No-Bake Mocha Protein Bars

Some times the easiest snack to take on-the-go is a protein bar, but we typically opt for the store-bought variety. Whenever purchasing snacks and bars from the store, we can be oblivious to all the added preservatives and other unknown ingredients. Not to mention, once you run out, you leave yourself no option, but to make another trek down to the grocery store just for another pack. How much easier and more satisfying would it be to make your own protein-rich bars and replenish your pantry stock whenever you need to? This easy-no bake recipe for mocha protein bars takes little to no time to prepare.

These delicious eats are simply a combination of rolled oats, protein powder, cocoa powder, and mixture of healthy seeds for that enjoyable crunch. To form the basis for the protein bar itself, the dry ingredients are incorporated evenly into a dense mixture made from coffee, almond butter, and honey. This creative concoction brings together organic flavors with a much needed caffeine pick-me-up. To top it off, every snack bar needs a sweet drizzle, does it not? And, this drizzle is made from everyone’s favorite household ingredient: chocolate chips. A warm, gooey drizzle of chocolate chips seals the deal on this wonderful homemade snack.

No-Bake Mocha Protein Bars

No-Bake Mocha Protein Bars

Yields: 12 bars | Serving Size: 1 bar | Calories: 390 | Total Fat: 21g | Saturated Fat: 4g | Trans Fat: 0g | Cholesterol: 3mg | Sodium: 18mg | Carbohydrates: 44g | Fiber: 9g | Sugar: 24g | Protein: 12g | SmartPoints: 15


  • 2 cups rolled oats
  • 1/4 cup clean protein powder, (recommend Tera's Chocolate Whey)
  • 1/3 cup cocoa powder
  • 1 cup mini chocolate chips, (recommend Enjoy Life mini chocolate chips)
  • 1/2 cup chia seeds
  • 3 tablespoons ground flax seed
  • 2 tablespoons sesame seeds
  • 1/2 cup dried cherries
  • 1/2 cup brewed coffee, cooled (the darker roast of coffee the better!)
  • 1 cup natural almond butter
  • 1/4 cup raw honey


In a blender, pulse 1 1/2 cups of the oats until a flour like consistency. In a large bowl, toss to combine oat flour, remaining 1/2 cup oats, protein powder, cocoa powder, 1/2 cup of chocolate chips, chia seeds, ground flax sees, and dried cherries.

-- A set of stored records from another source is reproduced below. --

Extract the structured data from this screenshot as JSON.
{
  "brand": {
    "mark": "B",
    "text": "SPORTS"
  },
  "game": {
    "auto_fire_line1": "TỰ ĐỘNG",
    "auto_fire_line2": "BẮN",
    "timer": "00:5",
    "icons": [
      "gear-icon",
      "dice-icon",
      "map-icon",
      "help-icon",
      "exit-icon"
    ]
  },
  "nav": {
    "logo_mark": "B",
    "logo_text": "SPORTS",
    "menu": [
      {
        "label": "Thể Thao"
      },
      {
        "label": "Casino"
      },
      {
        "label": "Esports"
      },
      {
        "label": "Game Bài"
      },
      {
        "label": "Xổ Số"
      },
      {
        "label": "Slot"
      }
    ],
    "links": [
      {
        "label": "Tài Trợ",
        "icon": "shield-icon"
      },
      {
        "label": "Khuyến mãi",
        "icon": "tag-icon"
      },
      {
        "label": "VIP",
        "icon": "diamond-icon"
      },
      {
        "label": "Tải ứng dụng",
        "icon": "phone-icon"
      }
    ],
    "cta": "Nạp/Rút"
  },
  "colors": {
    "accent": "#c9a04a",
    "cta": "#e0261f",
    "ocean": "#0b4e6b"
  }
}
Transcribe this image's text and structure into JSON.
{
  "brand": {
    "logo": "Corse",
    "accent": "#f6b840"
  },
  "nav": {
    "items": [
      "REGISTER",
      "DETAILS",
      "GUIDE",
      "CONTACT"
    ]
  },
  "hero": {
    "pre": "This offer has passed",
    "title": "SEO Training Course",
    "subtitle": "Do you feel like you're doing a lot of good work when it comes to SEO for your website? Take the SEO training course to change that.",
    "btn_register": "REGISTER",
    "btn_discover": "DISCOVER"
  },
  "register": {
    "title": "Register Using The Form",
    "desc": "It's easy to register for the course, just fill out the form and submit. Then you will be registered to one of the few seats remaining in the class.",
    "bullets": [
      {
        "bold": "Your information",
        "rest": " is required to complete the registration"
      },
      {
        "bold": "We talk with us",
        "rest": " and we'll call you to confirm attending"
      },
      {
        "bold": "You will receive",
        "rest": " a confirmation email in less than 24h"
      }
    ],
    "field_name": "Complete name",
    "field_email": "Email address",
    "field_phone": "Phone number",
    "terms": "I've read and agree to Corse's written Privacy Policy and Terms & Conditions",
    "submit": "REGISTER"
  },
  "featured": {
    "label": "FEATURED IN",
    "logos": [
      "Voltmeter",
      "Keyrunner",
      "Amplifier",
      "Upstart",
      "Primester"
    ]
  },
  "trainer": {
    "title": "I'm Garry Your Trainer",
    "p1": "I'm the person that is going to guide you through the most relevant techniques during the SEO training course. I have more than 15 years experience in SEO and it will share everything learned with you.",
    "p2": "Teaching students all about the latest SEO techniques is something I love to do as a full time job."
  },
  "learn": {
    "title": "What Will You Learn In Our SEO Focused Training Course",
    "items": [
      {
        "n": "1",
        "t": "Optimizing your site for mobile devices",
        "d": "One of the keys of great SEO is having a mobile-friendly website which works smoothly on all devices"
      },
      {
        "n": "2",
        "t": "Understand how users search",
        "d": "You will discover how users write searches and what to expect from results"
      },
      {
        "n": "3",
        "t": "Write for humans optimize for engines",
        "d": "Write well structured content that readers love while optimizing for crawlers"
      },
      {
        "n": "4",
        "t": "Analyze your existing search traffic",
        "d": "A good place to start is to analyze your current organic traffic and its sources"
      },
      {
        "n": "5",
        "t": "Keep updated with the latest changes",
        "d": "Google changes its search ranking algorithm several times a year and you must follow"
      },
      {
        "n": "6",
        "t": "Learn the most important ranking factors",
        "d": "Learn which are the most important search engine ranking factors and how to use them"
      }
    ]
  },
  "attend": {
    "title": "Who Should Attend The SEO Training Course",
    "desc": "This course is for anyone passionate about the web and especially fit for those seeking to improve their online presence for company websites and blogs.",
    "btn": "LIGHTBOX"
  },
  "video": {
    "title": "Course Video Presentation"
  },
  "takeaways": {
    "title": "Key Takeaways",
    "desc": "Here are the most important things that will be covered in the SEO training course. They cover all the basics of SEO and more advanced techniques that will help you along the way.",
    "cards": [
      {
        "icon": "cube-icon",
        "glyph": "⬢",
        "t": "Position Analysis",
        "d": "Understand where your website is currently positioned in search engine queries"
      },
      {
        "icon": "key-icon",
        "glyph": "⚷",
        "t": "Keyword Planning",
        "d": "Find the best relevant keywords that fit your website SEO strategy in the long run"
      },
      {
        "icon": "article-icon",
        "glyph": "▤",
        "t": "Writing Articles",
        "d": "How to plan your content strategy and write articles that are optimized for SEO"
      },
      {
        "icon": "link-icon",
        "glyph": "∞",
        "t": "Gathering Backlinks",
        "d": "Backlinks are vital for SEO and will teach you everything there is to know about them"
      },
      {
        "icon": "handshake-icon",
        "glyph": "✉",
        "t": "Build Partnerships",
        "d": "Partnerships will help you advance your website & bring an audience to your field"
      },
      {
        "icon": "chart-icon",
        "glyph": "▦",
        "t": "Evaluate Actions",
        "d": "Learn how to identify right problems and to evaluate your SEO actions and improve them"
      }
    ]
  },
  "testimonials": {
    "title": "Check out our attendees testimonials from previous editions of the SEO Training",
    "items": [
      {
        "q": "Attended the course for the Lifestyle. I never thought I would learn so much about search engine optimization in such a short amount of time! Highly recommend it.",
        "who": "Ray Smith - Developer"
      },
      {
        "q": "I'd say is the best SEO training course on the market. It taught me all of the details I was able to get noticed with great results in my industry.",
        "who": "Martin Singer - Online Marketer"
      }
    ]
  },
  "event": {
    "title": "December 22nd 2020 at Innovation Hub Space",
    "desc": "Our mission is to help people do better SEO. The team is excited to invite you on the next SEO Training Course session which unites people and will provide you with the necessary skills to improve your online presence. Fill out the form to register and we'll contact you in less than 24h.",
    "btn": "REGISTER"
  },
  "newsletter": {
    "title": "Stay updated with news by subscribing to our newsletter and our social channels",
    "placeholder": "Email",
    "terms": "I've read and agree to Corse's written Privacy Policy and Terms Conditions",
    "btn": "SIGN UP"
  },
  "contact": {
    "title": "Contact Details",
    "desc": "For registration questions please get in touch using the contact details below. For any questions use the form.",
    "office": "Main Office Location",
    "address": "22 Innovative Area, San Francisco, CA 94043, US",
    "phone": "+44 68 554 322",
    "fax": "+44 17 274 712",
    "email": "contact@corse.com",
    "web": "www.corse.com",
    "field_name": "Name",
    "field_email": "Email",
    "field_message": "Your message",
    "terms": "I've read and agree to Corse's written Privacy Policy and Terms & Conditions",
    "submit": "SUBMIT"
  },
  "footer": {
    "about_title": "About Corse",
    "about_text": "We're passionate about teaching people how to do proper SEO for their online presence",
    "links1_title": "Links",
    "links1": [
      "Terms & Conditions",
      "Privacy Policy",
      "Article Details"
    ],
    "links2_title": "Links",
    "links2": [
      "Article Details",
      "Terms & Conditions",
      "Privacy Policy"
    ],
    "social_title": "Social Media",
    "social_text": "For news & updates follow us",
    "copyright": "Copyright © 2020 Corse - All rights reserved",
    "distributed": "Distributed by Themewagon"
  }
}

In a separate bowl, combine coffee, almond butter, and honey. Pour peanut butter mixture over the oat mixture and stir until thoroughly incorporated. Lightly spray a 9 x 9-Inch square pan or an 11 x 7-inch pan with not stick spray and press mixture into the pan.

Melt the remaining 1/2 cup of chocolate chips in a small sauce pan on low heat, stirring often. Once melted, drizzle on top of the bar mixture. Cover and refrigerate overnight, or until firm. Slice into 12 bars, store refrigerated in an airtight container.

5 Comments on "No-Bake Mocha Protein Bars"

  1. Patricia  May 15, 2017

    Just seen these No bake mocha protein bars, can you please tell me if the smart points are for the whole recipe or for 1 bar. ? Thank you

    • Emilia Horn  May 15, 2017

      The SmartPoints are for one bar, Patricia.

  2. Ashley  May 16, 2017

    can this be made without the coffee?

    • Gale Compton  May 16, 2017

      Ashley, Coffee is what gives the bars the “mocha” flavor. If you don’t use coffee, you’ll need to sub with another liquid.

    • Nichole Furlong  May 19, 2017

      Hi Ashley, I saw Gale already replied – but I wanted to drop in and give a quick suggestion! If you don’t care for the coffee, cranberry juice makes a GREAT substitution. No-sugar added 100% juice, of course! You can also substitute dried cranberries for the dried cherries. It’s a nice antioxidant boost!